COLUMBIA, Mo. – The whereabouts of Malaysian Airlines Flight 370 continues to elude recovery crews and the public. The flight disappeared from radar less than an hour after takeoff. Rescue and recovery efforts have centered on locating the “ping” from the flight data recorder. However, the beacon was limited by the short lifetime of its lithium ion battery. Now, Patrick Pinhero, a chemical engineering expert at the University of Missouri, suggests that betavoltaics, a 60-year-old battery technology, can help extend the life of “black box” batteries, which could aid in research and recovery efforts.
“The current battery that powers the underwater locator beacon is a lithium ion battery that can operate for 30 to 40 days,” said Pinhero, professor of chemical engineering in the College of Engineering at MU. “However, battery technology exists that provides enough energy to power the beacon much longer. Betavoltaic batteries could power the beacon much longer leading to an increased chance of locating the downed aircraft.”
As seen in the recovery efforts with Flight 370, lithium ion batteries have a finite life once activated, Pinhero said. The actual operating lifetimes can vary depending on last scheduled replacement date (lithium ion batteries are normally replaced once a year). In many cases, larger lithium batteries can fail leading to overheating and fires.

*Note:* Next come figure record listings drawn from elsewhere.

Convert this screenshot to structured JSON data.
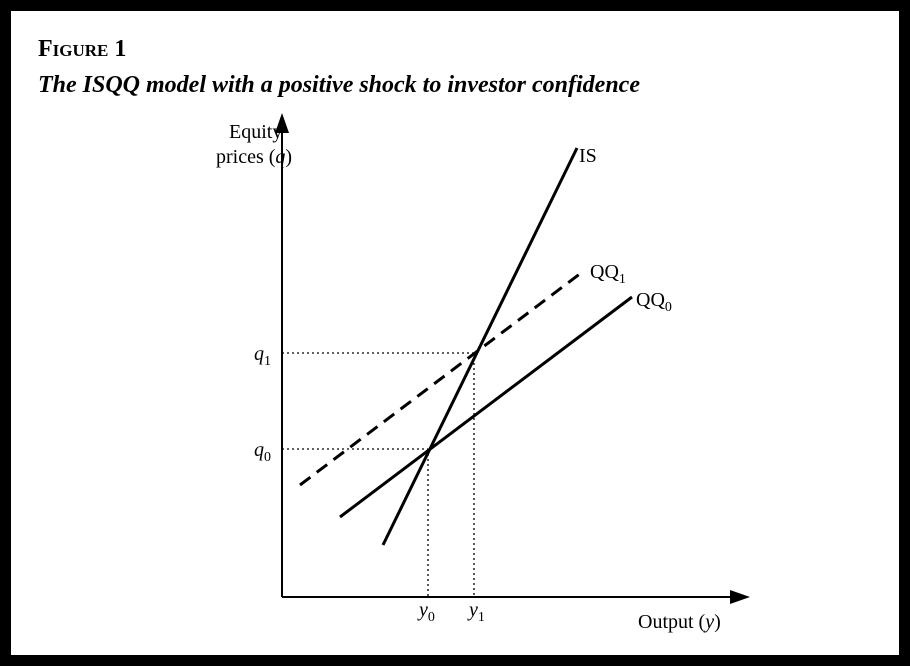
{
  "figure": {
    "label": "Figure 1",
    "title": "The ISQQ model with a positive shock to investor confidence"
  },
  "axes": {
    "y_label": {
      "line1": "Equity",
      "line2_before": "prices (",
      "line2_var": "q",
      "line2_after": ")"
    },
    "x_label": {
      "before": "Output (",
      "var": "y",
      "after": ")"
    }
  },
  "curves": {
    "is": "IS",
    "qq1": {
      "base": "QQ",
      "sub": "1"
    },
    "qq0": {
      "base": "QQ",
      "sub": "0"
    }
  },
  "ticks": {
    "q1": {
      "base": "q",
      "sub": "1"
    },
    "q0": {
      "base": "q",
      "sub": "0"
    },
    "y0": {
      "base": "y",
      "sub": "0"
    },
    "y1": {
      "base": "y",
      "sub": "1"
    }
  }
}
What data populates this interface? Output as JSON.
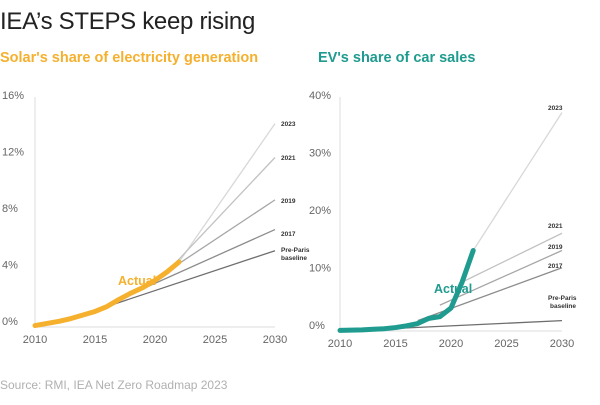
{
  "title": "IEA’s STEPS keep rising",
  "source": "Source: RMI, IEA Net Zero Roadmap 2023",
  "colors": {
    "solar": "#f5b02e",
    "ev": "#1f9b8f"
  },
  "chart_data": [
    {
      "type": "line",
      "title": "Solar's share of electricity generation",
      "xlim": [
        2010,
        2030
      ],
      "ylim": [
        0,
        16
      ],
      "x_ticks": [
        {
          "v": 2010,
          "label": "2010"
        },
        {
          "v": 2015,
          "label": "2015"
        },
        {
          "v": 2020,
          "label": "2020"
        },
        {
          "v": 2025,
          "label": "2025"
        },
        {
          "v": 2030,
          "label": "2030"
        }
      ],
      "y_ticks": [
        {
          "v": 0,
          "label": "0%"
        },
        {
          "v": 4,
          "label": "4%"
        },
        {
          "v": 8,
          "label": "8%"
        },
        {
          "v": 12,
          "label": "12%"
        },
        {
          "v": 16,
          "label": "16%"
        }
      ],
      "actual_label": "Actual",
      "actual": {
        "x": [
          2010,
          2011,
          2012,
          2013,
          2014,
          2015,
          2016,
          2017,
          2018,
          2019,
          2020,
          2021,
          2022
        ],
        "y": [
          0.1,
          0.25,
          0.4,
          0.6,
          0.85,
          1.1,
          1.45,
          1.95,
          2.4,
          2.8,
          3.3,
          3.9,
          4.6
        ]
      },
      "projections": [
        {
          "name": "2023",
          "x": [
            2022,
            2030
          ],
          "y": [
            4.6,
            14.4
          ],
          "color": "#d8d8d8"
        },
        {
          "name": "2021",
          "x": [
            2021,
            2030
          ],
          "y": [
            3.9,
            12.0
          ],
          "color": "#c2c2c2"
        },
        {
          "name": "2019",
          "x": [
            2019,
            2030
          ],
          "y": [
            2.8,
            9.0
          ],
          "color": "#a6a6a6"
        },
        {
          "name": "2017",
          "x": [
            2017,
            2030
          ],
          "y": [
            1.95,
            6.9
          ],
          "color": "#8c8c8c"
        },
        {
          "name": "Pre-Paris baseline",
          "x": [
            2016,
            2030
          ],
          "y": [
            1.45,
            5.4
          ],
          "color": "#6e6e6e"
        }
      ]
    },
    {
      "type": "line",
      "title": "EV's share of car sales",
      "xlim": [
        2010,
        2030
      ],
      "ylim": [
        0,
        40
      ],
      "x_ticks": [
        {
          "v": 2010,
          "label": "2010"
        },
        {
          "v": 2015,
          "label": "2015"
        },
        {
          "v": 2020,
          "label": "2020"
        },
        {
          "v": 2025,
          "label": "2025"
        },
        {
          "v": 2030,
          "label": "2030"
        }
      ],
      "y_ticks": [
        {
          "v": 0,
          "label": "0%"
        },
        {
          "v": 10,
          "label": "10%"
        },
        {
          "v": 20,
          "label": "20%"
        },
        {
          "v": 30,
          "label": "30%"
        },
        {
          "v": 40,
          "label": "40%"
        }
      ],
      "actual_label": "Actual",
      "actual": {
        "x": [
          2010,
          2011,
          2012,
          2013,
          2014,
          2015,
          2016,
          2017,
          2018,
          2019,
          2020,
          2021,
          2022
        ],
        "y": [
          0.1,
          0.15,
          0.2,
          0.3,
          0.4,
          0.6,
          0.9,
          1.3,
          2.2,
          2.5,
          4.0,
          8.5,
          14.0
        ]
      },
      "projections": [
        {
          "name": "2023",
          "x": [
            2022,
            2030
          ],
          "y": [
            14.0,
            38.0
          ],
          "color": "#d8d8d8"
        },
        {
          "name": "2021",
          "x": [
            2021,
            2030
          ],
          "y": [
            8.5,
            17.0
          ],
          "color": "#c2c2c2"
        },
        {
          "name": "2019",
          "x": [
            2019,
            2030
          ],
          "y": [
            4.5,
            14.0
          ],
          "color": "#a6a6a6"
        },
        {
          "name": "2017",
          "x": [
            2017,
            2030
          ],
          "y": [
            1.8,
            11.0
          ],
          "color": "#8c8c8c"
        },
        {
          "name": "Pre-Paris baseline",
          "x": [
            2010,
            2030
          ],
          "y": [
            0.0,
            1.8
          ],
          "color": "#6e6e6e"
        }
      ]
    }
  ]
}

“In terms of performance, a betavoltaic battery can run for years without replacement and never needs to be recharged. It is unaffected by temperature and will not heat up even if shorted,” Pinhero said.
While implementation of betavoltaic batteries could take time, Pinhero suggests that an alternative could be devised where the betavoltaic battery becomes a charger for the current lithium ion batteries. This would serve to extend the lifetime of the chemical battery already in use and would allow for a transition to the longer-lasting energy source.
Considering that searches for missing aircraft can last years, it is time for a significant upgrade to the underwater locator beacon’s power source, Pinhero said.
Patrick Pinhero is a professor in the Department of Chemical Engineering and the Nuclear Engineering Program at the University of Missouri. His research is focused on developing novel energy solutions through smart materials design and fabrication. His collaborator in betavoltaics development is Alan Wertsching, a scientist formerly with the Idaho National Laboratory.